Pada tahun 1924, Ir. H. Maclaine Pont membuat sketsa rekonstruksi ibukota Majapahit berdasarkan Nagarakrtagama dan beberapa usaha penggalian yang dilakukan bersama timnya. Ibukota Majapahit terlihat teratur, indah dan ditata dengan megah.
Dalam Nagarakrtagama disebutkan, penduduk ibukota Majapahit terdiri dari dua ratus sampai tiga ratus ribu keluarga, kota itu dikelilingi dinding tebal dan tinggi yang terbuat dari batu bata. Apabila ada yang masuk ke kota harus melewati pintu gerbang. Di kota itu terdapat alun-alun yang dikelilingi pohon beringin yang rindang, di tengahnya terdapat kolam yang besar.
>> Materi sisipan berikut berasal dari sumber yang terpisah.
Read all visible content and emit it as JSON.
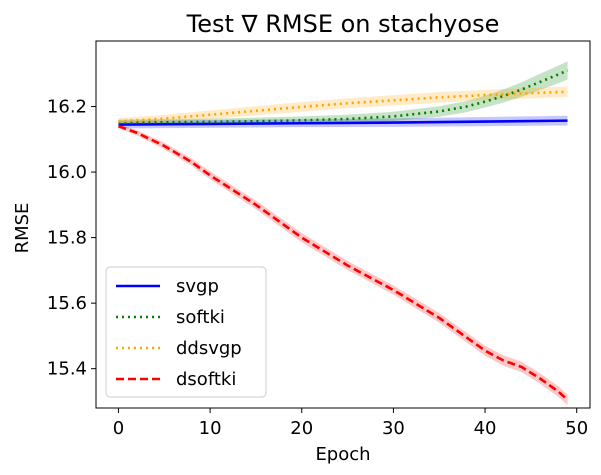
{
  "chart_data": {
    "type": "line",
    "title": "Test ∇ RMSE on stachyose",
    "xlabel": "Epoch",
    "ylabel": "RMSE",
    "xlim": [
      -2.45,
      51.45
    ],
    "ylim": [
      15.28,
      16.4
    ],
    "xticks": [
      0,
      10,
      20,
      30,
      40,
      50
    ],
    "xtick_labels": [
      "0",
      "10",
      "20",
      "30",
      "40",
      "50"
    ],
    "yticks": [
      15.4,
      15.6,
      15.8,
      16.0,
      16.2
    ],
    "ytick_labels": [
      "15.4",
      "15.6",
      "15.8",
      "16.0",
      "16.2"
    ],
    "legend_position": "lower-left",
    "series": [
      {
        "name": "svgp",
        "color": "#0000ff",
        "style": "solid",
        "x": [
          0,
          10,
          20,
          30,
          40,
          49
        ],
        "y": [
          16.145,
          16.147,
          16.149,
          16.151,
          16.154,
          16.157
        ],
        "band": [
          0.012,
          0.012,
          0.012,
          0.013,
          0.014,
          0.015
        ]
      },
      {
        "name": "softki",
        "color": "#008000",
        "style": "dotted",
        "x": [
          0,
          5,
          10,
          15,
          20,
          25,
          30,
          35,
          38,
          40,
          42,
          44,
          46,
          48,
          49
        ],
        "y": [
          16.15,
          16.152,
          16.153,
          16.155,
          16.158,
          16.162,
          16.17,
          16.185,
          16.2,
          16.215,
          16.232,
          16.252,
          16.275,
          16.298,
          16.31
        ],
        "band": [
          0.01,
          0.01,
          0.01,
          0.011,
          0.012,
          0.013,
          0.014,
          0.016,
          0.017,
          0.018,
          0.02,
          0.022,
          0.025,
          0.027,
          0.028
        ]
      },
      {
        "name": "ddsvgp",
        "color": "#ffa500",
        "style": "dotted",
        "x": [
          0,
          5,
          10,
          15,
          20,
          25,
          30,
          35,
          40,
          45,
          49
        ],
        "y": [
          16.155,
          16.163,
          16.175,
          16.187,
          16.199,
          16.21,
          16.219,
          16.228,
          16.235,
          16.241,
          16.245
        ],
        "band": [
          0.01,
          0.012,
          0.013,
          0.014,
          0.015,
          0.015,
          0.016,
          0.016,
          0.016,
          0.016,
          0.016
        ]
      },
      {
        "name": "dsoftki",
        "color": "#ff0000",
        "style": "dashed",
        "x": [
          0,
          2,
          5,
          8,
          10,
          15,
          20,
          25,
          30,
          35,
          40,
          42,
          44,
          46,
          48,
          49
        ],
        "y": [
          16.14,
          16.12,
          16.08,
          16.03,
          15.99,
          15.9,
          15.8,
          15.715,
          15.64,
          15.555,
          15.455,
          15.425,
          15.405,
          15.37,
          15.33,
          15.305
        ],
        "band": [
          0.006,
          0.008,
          0.01,
          0.011,
          0.012,
          0.013,
          0.014,
          0.014,
          0.014,
          0.015,
          0.015,
          0.016,
          0.016,
          0.016,
          0.016,
          0.016
        ]
      }
    ]
  }
}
Di selatan alun-alun ada dataran untuk gelanggang. Di samping gelanggang terdapat sitinggil, suatu pelataran yang diberi atap.
Di sitinggil itulah raja duduk sambil menikmati tontonan atau permainan yang diadakan di gelanggang. Gelanggang tersebut dikelilingi komplek perumahan pendeta dan beberapa candi. Di selatan gelanggang terletak istana raja, yang tidak boleh dikunjungi rakyat. Tidak jauh dari istana terdapat bangunan untuk kediaman para pangeran.
Kecuali gedung-gedung suci (candi) dan pintu gerbang, semua bangunan terbuat dari kayu. Bangunan tersebut indah-indah semua dan bentuknyapun tidak ada yang sama antara satu dengan lainnya. Lagi pula semua dihiasi dengan lukisan dan barang dari tanah liat.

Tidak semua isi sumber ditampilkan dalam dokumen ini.